How will health care reform affect part-time workers?


In the new health care bill, part-time employees are not included in the mandate that employees be provided with health insurance. That means that it is not the responsibility of the employer to offer health insurance coverage to part-time employees.

However, employers may face a stiff fine ($2,000) for every employee after the first 30 if any one of these employees apply for and is granted a tax credit. This is applicable for those employers who have more than 50 full-time employees in their staff. 

Small companies, those who have 50 employees or less, are exempted from this.  However, the reality is that those employees who work lower than 30 hours in a week are not required for coverage.

Thus, the reform will hardly affect part-time workers since it is not mandated that employers provide them with insurance.
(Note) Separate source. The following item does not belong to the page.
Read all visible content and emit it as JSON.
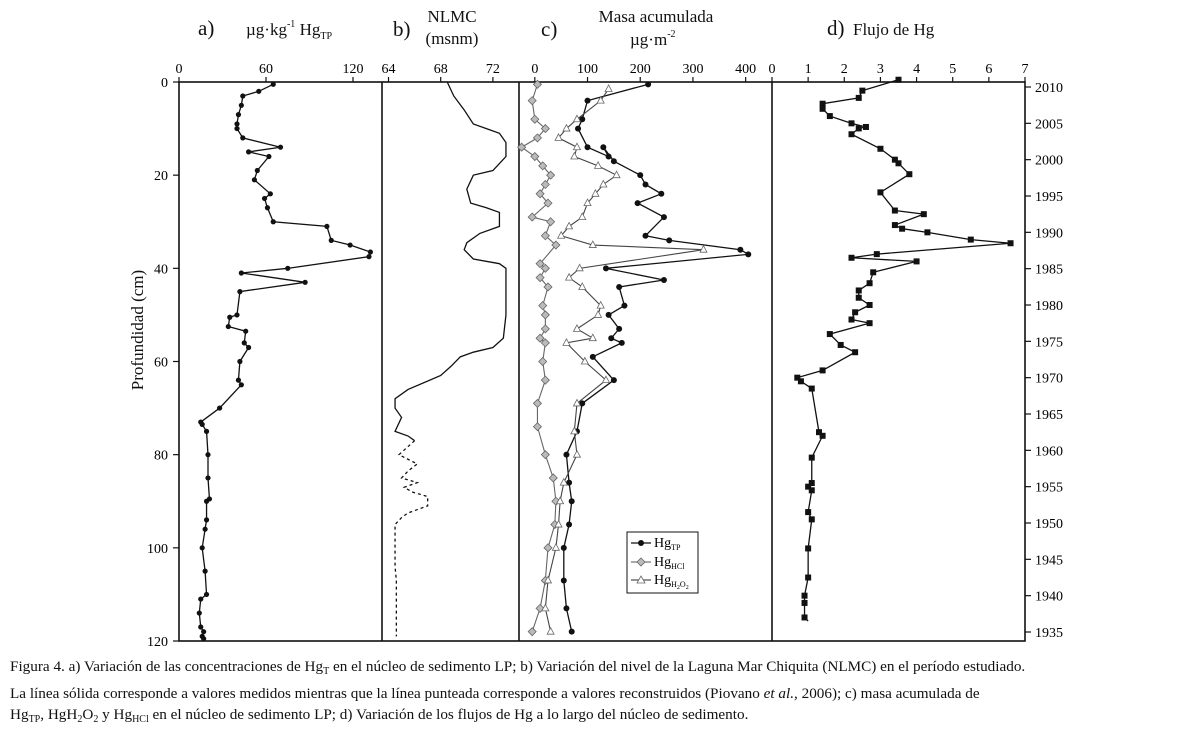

This may mean that the more and more business will depend on part-time employees than on full-time, as this would mean lower labor costs.

It cannot be denied that those who work part-time also need health insurance. The health care reform bill will help somewhat, but not in the immediate future.

You see, part-timers may get cheaper coverage through state-based health insurance exchanges, which provides subsidies for those who are on a specific level of income. Also, the bill may just allow part-time workers to be covered under the Medicaid program. Those who have incomes of up to 133% of the specified poverty level can get Medicaid coverage.

The sad news is that there is little that part-time workers can do to get cheaper coverage in the immediate future. They may try to get a level of affordable healthcare through community health centers, which charges for treatments, where fees are based on one's income.